Friday 19 December 2014

'We can't take away illness, but there's lots we can do to make it better'

WillFredd Theatre has teamed with St Francis Hospice to demystify palliative care.

St Francis senior social worker Niamh Finucane, photo by Martin Maher.
The WillFredd CARE crew include Shane O’Reilly and Sean Mac Erlaine, photo by Declan English;
The WillFredd CARE crew include Eleanor Methven and Sonya Kelly, photo by Sarah Jane Shiels
The WillFredd CARE crew include Sonya Kelly, photo by Declan English
Care assistant Joe Mooney

According to the 'New England Journal of Medicine', those who receive palliative care live longer than those who do not. Yet, for many, the thought of going near a hospice is akin to waving the white flag, a surrender to one's illness and an invitation for death to come claim its prize.

This week WillFredd Theatre stages CARE at the Project Arts Centre, following a fictitious patient's journey from entry to exit at the real life St Francis Hospice in Raheny, with whom they collaborated with on this show.

"We want to demystify what people perceive a hospice to be," says director Sophie Motley. "People can view it as something that is dark, depressing and sad, a place purely of death. We want to show that it's not. It is about making the most out of life until you do die."

Dr Mary Baines, one of the early pioneers of the hospice movement, said something that stuck with the company. "She said that since the advancement of medicine, doctors no longer do the most important part of their job, which is to care for people," says Sarah-Jane Shiels, who co-founded WillFredd Theatre with Motley.

"We've spoken to people during our research for this show who've told us that since they started working in palliative care they have reconnected with what got them into medicine in the first place. It may not be glamourous, but they are actually helping patients, not spending 10 minutes with them and moving on to the next case."

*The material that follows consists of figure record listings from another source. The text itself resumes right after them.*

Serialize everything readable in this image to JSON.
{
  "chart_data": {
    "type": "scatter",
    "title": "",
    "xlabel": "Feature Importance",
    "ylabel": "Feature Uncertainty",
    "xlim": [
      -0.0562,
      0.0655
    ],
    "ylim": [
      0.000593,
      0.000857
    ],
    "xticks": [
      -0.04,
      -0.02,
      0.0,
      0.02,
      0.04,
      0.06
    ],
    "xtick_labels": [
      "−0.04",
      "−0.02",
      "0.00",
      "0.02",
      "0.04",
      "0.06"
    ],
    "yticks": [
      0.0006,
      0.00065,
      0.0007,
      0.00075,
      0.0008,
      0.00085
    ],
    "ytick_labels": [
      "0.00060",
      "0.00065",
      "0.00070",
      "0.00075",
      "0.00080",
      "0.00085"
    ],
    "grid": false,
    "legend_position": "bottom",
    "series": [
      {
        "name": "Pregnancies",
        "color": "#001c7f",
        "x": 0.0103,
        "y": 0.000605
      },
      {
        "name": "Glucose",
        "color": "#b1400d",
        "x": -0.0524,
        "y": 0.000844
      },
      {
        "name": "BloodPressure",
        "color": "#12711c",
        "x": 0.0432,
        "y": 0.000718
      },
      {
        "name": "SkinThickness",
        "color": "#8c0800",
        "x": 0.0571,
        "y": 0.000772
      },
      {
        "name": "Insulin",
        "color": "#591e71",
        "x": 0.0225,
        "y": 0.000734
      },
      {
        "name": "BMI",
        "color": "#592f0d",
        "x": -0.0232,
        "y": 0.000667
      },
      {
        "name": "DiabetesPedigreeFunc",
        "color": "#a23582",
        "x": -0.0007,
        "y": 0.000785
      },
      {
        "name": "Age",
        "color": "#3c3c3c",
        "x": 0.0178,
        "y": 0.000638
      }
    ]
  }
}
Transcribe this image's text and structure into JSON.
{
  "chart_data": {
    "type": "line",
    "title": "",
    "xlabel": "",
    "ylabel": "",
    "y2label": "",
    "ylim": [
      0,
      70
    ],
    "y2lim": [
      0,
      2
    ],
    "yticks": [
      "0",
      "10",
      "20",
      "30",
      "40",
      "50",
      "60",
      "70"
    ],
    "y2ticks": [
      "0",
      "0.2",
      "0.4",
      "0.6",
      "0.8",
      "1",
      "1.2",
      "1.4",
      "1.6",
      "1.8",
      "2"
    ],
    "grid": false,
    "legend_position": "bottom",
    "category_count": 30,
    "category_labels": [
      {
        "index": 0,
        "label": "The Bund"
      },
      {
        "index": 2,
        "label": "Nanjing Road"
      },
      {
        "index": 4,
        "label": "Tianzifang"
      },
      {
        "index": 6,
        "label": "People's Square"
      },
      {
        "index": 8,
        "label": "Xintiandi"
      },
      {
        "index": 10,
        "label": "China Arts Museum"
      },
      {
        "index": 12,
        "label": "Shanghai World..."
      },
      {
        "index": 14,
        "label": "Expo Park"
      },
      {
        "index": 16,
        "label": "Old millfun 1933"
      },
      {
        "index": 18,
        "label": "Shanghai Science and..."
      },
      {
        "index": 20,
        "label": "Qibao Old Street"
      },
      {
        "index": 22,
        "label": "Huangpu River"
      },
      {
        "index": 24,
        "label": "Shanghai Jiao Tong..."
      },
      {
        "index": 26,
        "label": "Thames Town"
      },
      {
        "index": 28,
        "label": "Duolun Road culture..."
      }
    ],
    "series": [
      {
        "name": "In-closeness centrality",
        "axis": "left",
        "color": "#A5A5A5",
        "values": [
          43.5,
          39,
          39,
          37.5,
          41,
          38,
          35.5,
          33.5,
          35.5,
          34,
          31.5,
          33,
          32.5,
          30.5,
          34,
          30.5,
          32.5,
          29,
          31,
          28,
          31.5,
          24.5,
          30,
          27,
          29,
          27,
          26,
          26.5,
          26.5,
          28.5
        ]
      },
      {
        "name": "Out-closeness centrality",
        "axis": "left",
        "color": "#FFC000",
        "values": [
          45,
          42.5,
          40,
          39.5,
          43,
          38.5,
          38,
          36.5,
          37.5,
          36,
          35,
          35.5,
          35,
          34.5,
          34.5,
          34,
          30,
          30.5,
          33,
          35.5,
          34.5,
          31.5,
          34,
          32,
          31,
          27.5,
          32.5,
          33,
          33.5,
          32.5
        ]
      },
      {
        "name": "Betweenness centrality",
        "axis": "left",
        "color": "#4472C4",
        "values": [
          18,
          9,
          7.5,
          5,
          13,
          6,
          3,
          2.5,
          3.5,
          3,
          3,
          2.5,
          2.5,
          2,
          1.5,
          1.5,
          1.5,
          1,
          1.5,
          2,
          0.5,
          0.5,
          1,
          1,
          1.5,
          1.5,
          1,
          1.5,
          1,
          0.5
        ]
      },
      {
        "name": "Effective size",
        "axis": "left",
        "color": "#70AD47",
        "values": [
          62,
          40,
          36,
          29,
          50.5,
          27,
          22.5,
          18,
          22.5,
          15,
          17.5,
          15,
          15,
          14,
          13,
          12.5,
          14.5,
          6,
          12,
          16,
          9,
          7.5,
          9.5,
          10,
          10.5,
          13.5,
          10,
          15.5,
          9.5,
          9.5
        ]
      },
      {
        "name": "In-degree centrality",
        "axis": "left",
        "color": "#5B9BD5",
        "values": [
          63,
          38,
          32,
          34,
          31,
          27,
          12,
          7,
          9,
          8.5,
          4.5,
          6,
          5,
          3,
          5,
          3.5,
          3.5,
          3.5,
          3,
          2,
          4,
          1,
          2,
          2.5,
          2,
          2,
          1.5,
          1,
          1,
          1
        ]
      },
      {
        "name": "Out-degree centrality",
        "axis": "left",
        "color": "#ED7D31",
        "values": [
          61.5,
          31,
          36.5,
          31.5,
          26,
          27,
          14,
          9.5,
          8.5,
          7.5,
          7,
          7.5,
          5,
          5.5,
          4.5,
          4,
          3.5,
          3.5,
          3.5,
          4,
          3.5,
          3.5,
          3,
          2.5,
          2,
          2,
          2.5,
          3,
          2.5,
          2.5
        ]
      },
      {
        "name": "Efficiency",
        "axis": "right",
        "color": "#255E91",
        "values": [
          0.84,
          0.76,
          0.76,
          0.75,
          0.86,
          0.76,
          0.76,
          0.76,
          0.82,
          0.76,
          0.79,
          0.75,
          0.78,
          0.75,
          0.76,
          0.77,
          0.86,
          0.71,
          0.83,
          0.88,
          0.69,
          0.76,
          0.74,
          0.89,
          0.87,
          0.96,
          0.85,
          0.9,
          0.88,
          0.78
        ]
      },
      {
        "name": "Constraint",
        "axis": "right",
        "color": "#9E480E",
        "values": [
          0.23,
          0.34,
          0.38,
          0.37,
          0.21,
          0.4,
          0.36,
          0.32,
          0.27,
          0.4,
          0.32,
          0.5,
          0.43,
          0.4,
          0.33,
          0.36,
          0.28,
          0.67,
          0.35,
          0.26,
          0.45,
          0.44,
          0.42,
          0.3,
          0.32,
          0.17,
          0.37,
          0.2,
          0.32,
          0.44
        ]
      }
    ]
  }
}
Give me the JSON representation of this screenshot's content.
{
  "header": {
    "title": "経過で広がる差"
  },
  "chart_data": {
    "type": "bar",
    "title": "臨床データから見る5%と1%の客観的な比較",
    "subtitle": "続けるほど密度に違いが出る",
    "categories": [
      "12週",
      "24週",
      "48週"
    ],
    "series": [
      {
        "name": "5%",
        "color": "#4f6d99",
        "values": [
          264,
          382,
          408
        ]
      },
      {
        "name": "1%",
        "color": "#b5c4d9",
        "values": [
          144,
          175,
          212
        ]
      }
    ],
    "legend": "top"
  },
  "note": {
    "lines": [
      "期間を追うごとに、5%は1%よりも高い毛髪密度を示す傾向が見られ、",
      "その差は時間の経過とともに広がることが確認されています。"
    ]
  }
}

"I liked the idea that you were focusing on the patients' concerns, rather than focusing on their diseases," says Dr Regina McQuillan, the palliative medicine consultant at St Francis. "Much of health care is focused on how to make a person better. Our focus is not on curing them, but helping with whatever it is that is directly affecting them."

There are 180 (mostly voluntary) staff at St Francis, treating up to 250 people per year on Dublin's northside. "We cover anyone who lives between the Liffey and the county border, but we also treat people whose main family are based north of the Liffey. There are also no hospices in Louth and Meath so we admit people from those areas as well."

Along with the patients who occupy the 19 beds in their inpatient unit, they have a community palliative care team who help people suffering from long-term progressive illnesses who remain at home.

"Most people prefer to stay in their own houses," says McQuillen. "So we help facilitate that, by passing on our expertise so people can adjust to the fact that they have a serious illness."

The three primary means of support are emotional, spiritual and aiding with the management of symptoms. "Our doctors and nurses help patients treat the symptoms that they themselves have noticed. So, say they are feeling nauseous or breathless, we ask, 'is this related to their disease or is there something else that is causing it that we can fix?'

"Sometimes an ache can just be the result of badly arranged pillows, while we can organise for them to come in and see our physio or occupational therapists as outpatients if they have consistent shortness of breath or any other specific palliative medicine problems.

"We also have chaplains who help people find meaning in their life when they are struggling with questions like 'why me?' and 'what's this all about?', while our social workers lend emotional support, helping patients with a variety of issues such as how to tell young children about what's going on."

"The bit about the person facing illness, we can't take that away. But there's lots we can do to make it better," says Niamh Finucane, senior social worker at St Francis. "Whether that's physical, psychological and/or a particular goal they want to achieve, we are raising issues of legacy and memory and we know that the impact of our work can be quite significant- not just for the patient, but for the family in the future.

"There might be a family event – a birthday or an anniversary they want to mark. Something they want to do together, a place they want to visit or conversations they want to have."

In between helping the patients up in the morning, bathing them and bringing them to their different therapies, he plays cards and bingo with them and chats about their lives.

"I help manage their symptoms in a non-pharmacological way. Getting them heat packs, giving them light massages on their hands and feet. If they still aren't comfortable I can fetch the nurse who can get them medication."

Over a hundred volunteers give a half-day a week commitment to provide the hospice with different services, creating a nice atmosphere to help people feel more at home during their time in the building.